Each sector has an ISAC, and I am proud of the fact that the Financial Services ISAC was both the first and the best. I am even more proud of the vision that Ms. Gorman has shown to enhance the value proposition of the FS/ISAC by expanding its membership base; improving cross-sectoral information sharing; and working to encourage members to contribute more information, not just receive it. Treasury was pleased to devote resource to the FS/ISAC as it planned these improvements. We look forward to supporting the FS/ISAC with a significant financial investment as it implements its next phase. Already, I am told by Homeland Security officials that they regard the FS/ISACs vision as a model that other ISACs can look to and learn from.
Programs and Products
We have several programs and products that we have developed with our fellow financial regulators and the private sector to enhance the resiliency of the critical financial infrastructure. I will provide just two examples.

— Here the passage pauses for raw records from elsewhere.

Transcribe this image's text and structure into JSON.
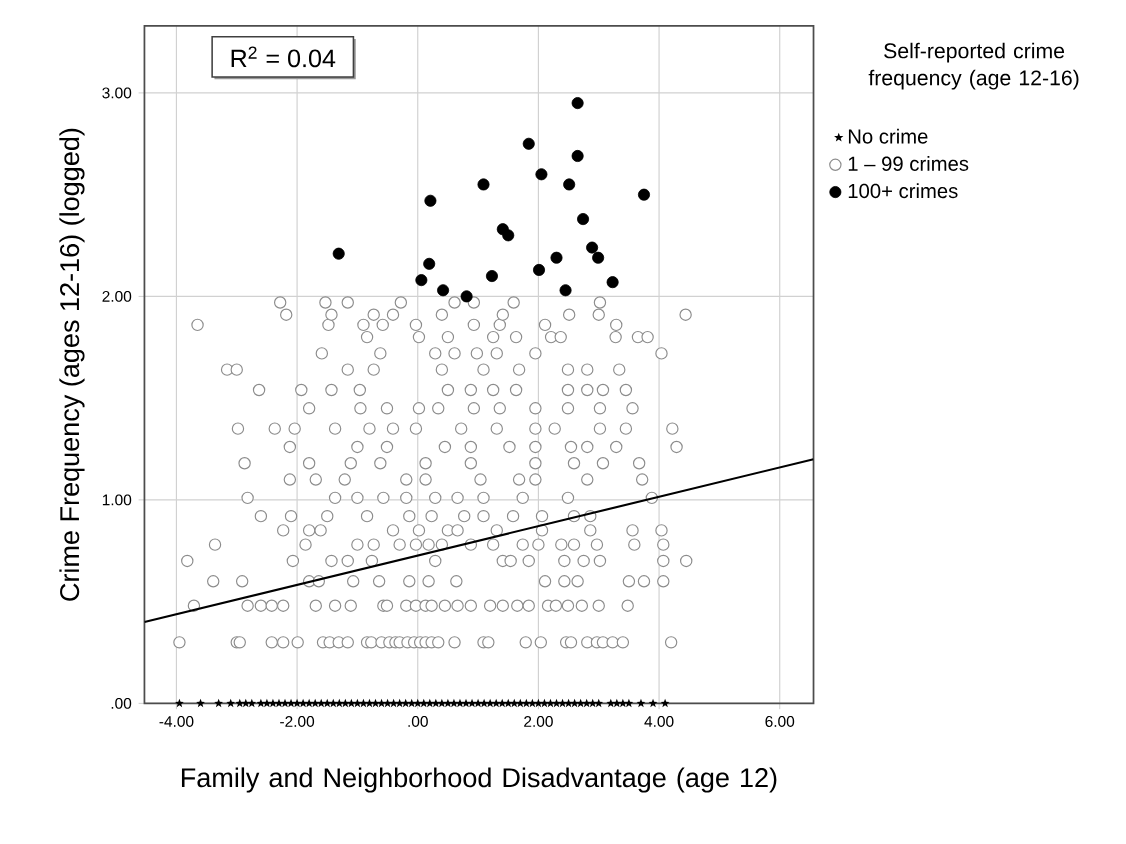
{
  "chart_data": {
    "type": "scatter",
    "xlabel": "Family and Neighborhood Disadvantage (age 12)",
    "ylabel": "Crime Frequency (ages 12-16) (logged)",
    "legend_title": "Self-reported crime frequency (age 12-16)",
    "annotations": [
      "R$^{2}$ = 0.04"
    ],
    "xlim": [
      -4.53,
      6.56
    ],
    "ylim": [
      0,
      3.33
    ],
    "xticks": [
      {
        "value": -4,
        "label": "-4.00"
      },
      {
        "value": -2,
        "label": "-2.00"
      },
      {
        "value": 0,
        "label": ".00"
      },
      {
        "value": 2,
        "label": "2.00"
      },
      {
        "value": 4,
        "label": "4.00"
      },
      {
        "value": 6,
        "label": "6.00"
      }
    ],
    "yticks": [
      {
        "value": 0,
        "label": ".00"
      },
      {
        "value": 1,
        "label": "1.00"
      },
      {
        "value": 2,
        "label": "2.00"
      },
      {
        "value": 3,
        "label": "3.00"
      }
    ],
    "grid": true,
    "legend": "right",
    "series": [
      {
        "name": "No crime",
        "type": "scatter",
        "marker": "star",
        "color": "#000000",
        "x": [
          -3.95,
          -3.6,
          -3.3,
          -3.1,
          -2.95,
          -2.85,
          -2.75,
          -2.6,
          -2.5,
          -2.4,
          -2.3,
          -2.2,
          -2.1,
          -2.0,
          -1.9,
          -1.8,
          -1.7,
          -1.6,
          -1.5,
          -1.4,
          -1.3,
          -1.2,
          -1.1,
          -1.0,
          -0.9,
          -0.8,
          -0.7,
          -0.6,
          -0.5,
          -0.4,
          -0.3,
          -0.2,
          -0.1,
          0.0,
          0.1,
          0.2,
          0.3,
          0.4,
          0.5,
          0.6,
          0.7,
          0.8,
          0.9,
          1.0,
          1.1,
          1.2,
          1.3,
          1.4,
          1.5,
          1.6,
          1.7,
          1.8,
          1.9,
          2.0,
          2.1,
          2.2,
          2.3,
          2.4,
          2.5,
          2.6,
          2.7,
          2.8,
          2.9,
          3.0,
          3.2,
          3.3,
          3.4,
          3.5,
          3.7,
          3.9,
          4.1
        ],
        "values": [
          0,
          0,
          0,
          0,
          0,
          0,
          0,
          0,
          0,
          0,
          0,
          0,
          0,
          0,
          0,
          0,
          0,
          0,
          0,
          0,
          0,
          0,
          0,
          0,
          0,
          0,
          0,
          0,
          0,
          0,
          0,
          0,
          0,
          0,
          0,
          0,
          0,
          0,
          0,
          0,
          0,
          0,
          0,
          0,
          0,
          0,
          0,
          0,
          0,
          0,
          0,
          0,
          0,
          0,
          0,
          0,
          0,
          0,
          0,
          0,
          0,
          0,
          0,
          0,
          0,
          0,
          0,
          0,
          0,
          0,
          0
        ]
      },
      {
        "name": "1 – 99 crimes",
        "type": "scatter",
        "marker": "circle",
        "color": "#8c8c8c",
        "x": [
          -3.95,
          -3.0,
          -2.95,
          -2.42,
          -2.23,
          -1.99,
          -1.57,
          -1.46,
          -1.31,
          -1.16,
          -0.84,
          -0.77,
          -0.6,
          -0.47,
          -0.37,
          -0.3,
          -0.17,
          -0.06,
          0.04,
          0.13,
          0.23,
          0.34,
          0.61,
          1.09,
          1.17,
          1.79,
          2.04,
          2.46,
          2.54,
          2.81,
          2.97,
          3.07,
          3.23,
          3.4,
          4.2,
          -3.71,
          -2.82,
          -2.6,
          -2.42,
          -2.23,
          -1.69,
          -1.37,
          -1.11,
          -0.57,
          -0.51,
          -0.19,
          -0.03,
          0.13,
          0.23,
          0.45,
          0.66,
          0.88,
          1.2,
          1.41,
          1.65,
          1.84,
          2.16,
          2.29,
          2.49,
          2.72,
          3.0,
          3.48,
          -3.39,
          -2.91,
          -1.8,
          -1.64,
          -1.07,
          -0.64,
          -0.14,
          0.18,
          0.64,
          2.11,
          2.43,
          2.65,
          3.5,
          3.75,
          4.07,
          -3.82,
          -2.07,
          -1.43,
          -1.16,
          -0.76,
          0.29,
          1.41,
          1.54,
          1.84,
          2.43,
          2.75,
          3.02,
          4.07,
          4.45,
          -3.36,
          -1.86,
          -1.0,
          -0.73,
          -0.3,
          -0.03,
          0.18,
          0.4,
          0.88,
          1.25,
          1.74,
          2.0,
          2.38,
          2.59,
          2.97,
          3.59,
          4.07,
          -2.23,
          -1.8,
          -1.61,
          -0.41,
          0.02,
          0.5,
          0.66,
          1.31,
          2.06,
          2.86,
          3.56,
          4.04,
          -2.6,
          -2.1,
          -1.5,
          -0.84,
          -0.14,
          0.23,
          0.77,
          1.09,
          1.58,
          2.06,
          2.59,
          2.86,
          -2.82,
          -1.37,
          -1.0,
          -0.57,
          -0.19,
          0.29,
          0.66,
          1.09,
          1.74,
          2.49,
          3.88,
          -2.12,
          -1.69,
          -1.21,
          -0.19,
          0.13,
          1.04,
          1.68,
          1.95,
          2.81,
          3.72,
          -2.87,
          -1.8,
          -1.11,
          -0.62,
          0.13,
          0.88,
          1.95,
          2.59,
          3.07,
          3.67,
          -2.12,
          -1.0,
          -0.51,
          0.45,
          0.88,
          1.52,
          1.95,
          2.54,
          2.81,
          3.29,
          4.29,
          -2.98,
          -2.37,
          -2.04,
          -1.37,
          -0.8,
          -0.41,
          -0.03,
          0.72,
          1.31,
          1.95,
          2.27,
          3.02,
          3.45,
          4.22,
          -1.8,
          -0.95,
          -0.51,
          0.02,
          0.34,
          0.93,
          1.36,
          1.95,
          2.49,
          3.02,
          3.56,
          -2.63,
          -1.93,
          -1.43,
          -0.96,
          0.5,
          0.88,
          1.25,
          1.63,
          2.49,
          2.81,
          3.07,
          3.45,
          -3.16,
          -3.0,
          -1.16,
          -0.73,
          0.4,
          1.09,
          1.68,
          2.49,
          2.81,
          3.34,
          -1.59,
          -0.62,
          0.29,
          0.61,
          0.98,
          1.31,
          1.95,
          4.04,
          -0.84,
          0.02,
          0.5,
          1.25,
          1.63,
          2.21,
          2.37,
          3.28,
          3.65,
          3.81,
          -3.65,
          -1.48,
          -0.9,
          -0.58,
          -0.03,
          0.93,
          1.36,
          2.11,
          3.29,
          -2.18,
          -1.43,
          -0.73,
          -0.41,
          0.4,
          1.41,
          2.51,
          3.0,
          4.44,
          -2.28,
          -1.53,
          -1.16,
          -0.28,
          0.61,
          0.93,
          1.59,
          3.02
        ],
        "values": [
          0.3,
          0.3,
          0.3,
          0.3,
          0.3,
          0.3,
          0.3,
          0.3,
          0.3,
          0.3,
          0.3,
          0.3,
          0.3,
          0.3,
          0.3,
          0.3,
          0.3,
          0.3,
          0.3,
          0.3,
          0.3,
          0.3,
          0.3,
          0.3,
          0.3,
          0.3,
          0.3,
          0.3,
          0.3,
          0.3,
          0.3,
          0.3,
          0.3,
          0.3,
          0.3,
          0.48,
          0.48,
          0.48,
          0.48,
          0.48,
          0.48,
          0.48,
          0.48,
          0.48,
          0.48,
          0.48,
          0.48,
          0.48,
          0.48,
          0.48,
          0.48,
          0.48,
          0.48,
          0.48,
          0.48,
          0.48,
          0.48,
          0.48,
          0.48,
          0.48,
          0.48,
          0.48,
          0.6,
          0.6,
          0.6,
          0.6,
          0.6,
          0.6,
          0.6,
          0.6,
          0.6,
          0.6,
          0.6,
          0.6,
          0.6,
          0.6,
          0.6,
          0.7,
          0.7,
          0.7,
          0.7,
          0.7,
          0.7,
          0.7,
          0.7,
          0.7,
          0.7,
          0.7,
          0.7,
          0.7,
          0.7,
          0.78,
          0.78,
          0.78,
          0.78,
          0.78,
          0.78,
          0.78,
          0.78,
          0.78,
          0.78,
          0.78,
          0.78,
          0.78,
          0.78,
          0.78,
          0.78,
          0.78,
          0.85,
          0.85,
          0.85,
          0.85,
          0.85,
          0.85,
          0.85,
          0.85,
          0.85,
          0.85,
          0.85,
          0.85,
          0.92,
          0.92,
          0.92,
          0.92,
          0.92,
          0.92,
          0.92,
          0.92,
          0.92,
          0.92,
          0.92,
          0.92,
          1.01,
          1.01,
          1.01,
          1.01,
          1.01,
          1.01,
          1.01,
          1.01,
          1.01,
          1.01,
          1.01,
          1.1,
          1.1,
          1.1,
          1.1,
          1.1,
          1.1,
          1.1,
          1.1,
          1.1,
          1.1,
          1.18,
          1.18,
          1.18,
          1.18,
          1.18,
          1.18,
          1.18,
          1.18,
          1.18,
          1.18,
          1.26,
          1.26,
          1.26,
          1.26,
          1.26,
          1.26,
          1.26,
          1.26,
          1.26,
          1.26,
          1.26,
          1.35,
          1.35,
          1.35,
          1.35,
          1.35,
          1.35,
          1.35,
          1.35,
          1.35,
          1.35,
          1.35,
          1.35,
          1.35,
          1.35,
          1.45,
          1.45,
          1.45,
          1.45,
          1.45,
          1.45,
          1.45,
          1.45,
          1.45,
          1.45,
          1.45,
          1.54,
          1.54,
          1.54,
          1.54,
          1.54,
          1.54,
          1.54,
          1.54,
          1.54,
          1.54,
          1.54,
          1.54,
          1.64,
          1.64,
          1.64,
          1.64,
          1.64,
          1.64,
          1.64,
          1.64,
          1.64,
          1.64,
          1.72,
          1.72,
          1.72,
          1.72,
          1.72,
          1.72,
          1.72,
          1.72,
          1.8,
          1.8,
          1.8,
          1.8,
          1.8,
          1.8,
          1.8,
          1.8,
          1.8,
          1.8,
          1.86,
          1.86,
          1.86,
          1.86,
          1.86,
          1.86,
          1.86,
          1.86,
          1.86,
          1.91,
          1.91,
          1.91,
          1.91,
          1.91,
          1.91,
          1.91,
          1.91,
          1.91,
          1.97,
          1.97,
          1.97,
          1.97,
          1.97,
          1.97,
          1.97,
          1.97
        ]
      },
      {
        "name": "100+ crimes",
        "type": "scatter",
        "marker": "circle",
        "color": "#000000",
        "x": [
          2.65,
          1.84,
          2.65,
          2.05,
          2.51,
          1.09,
          3.75,
          0.21,
          2.74,
          1.41,
          1.5,
          -1.31,
          2.89,
          2.99,
          0.19,
          2.3,
          1.23,
          2.01,
          0.06,
          0.42,
          0.81,
          2.45,
          3.23
        ],
        "values": [
          2.95,
          2.75,
          2.69,
          2.6,
          2.55,
          2.55,
          2.5,
          2.47,
          2.38,
          2.33,
          2.3,
          2.21,
          2.24,
          2.19,
          2.16,
          2.19,
          2.1,
          2.13,
          2.08,
          2.03,
          2.0,
          2.03,
          2.07
        ]
      },
      {
        "type": "line",
        "line_style": "solid",
        "color": "#000000",
        "x": [
          -4.53,
          6.56
        ],
        "values": [
          0.4,
          1.2
        ]
      }
    ]
  }
}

Priority Telecommunications Programs. Together with our fellow financial regulators, we sponsor critical financial institutions for participation in three priority telecommunications programs run by the National Communications Services. These three programs enable key personnel and telecommunications lines to receive access to priority telecommunications services. If you are interested in learning more about these services, please contact Brian Peretti ( brian.peretti@treasury.gov), who manages this program in my office.
Protective Response Plans. We work with certain key financial institutions and their regulators to develop integrated protective plans. These plans incorporate the response of local, state, and federal protectors from the local Chief of Police to the CountySheriff, to the State Police authority, to the FBI, to the United States Secret Service, and others. We have conducted one planning exercise and are preparing to conduct two more over the next six months. Thus far, we have found that the exercise vastly improves coordination among local, state, and federal authorities and we look forward to replicating it with more institutions in varying locales. We limit participation in this program to major institutions and require the institution to jointly fund the planning exercise. If you are interested in learning more about this program, please contact Scott Parsons ( scott.parsons@treasury.gov), who manages this program in my office.
That, in a nutshell, is a quick overview of our efforts to enhance the resiliency of the critical financial infrastructure. We undertake these efforts in close partnership with our fellow financial regulators and with the private sector. We look forward to continuing these partnerships as we work together in the future to ensure that the U.S. financial infrastructure remains the most resilient in the world.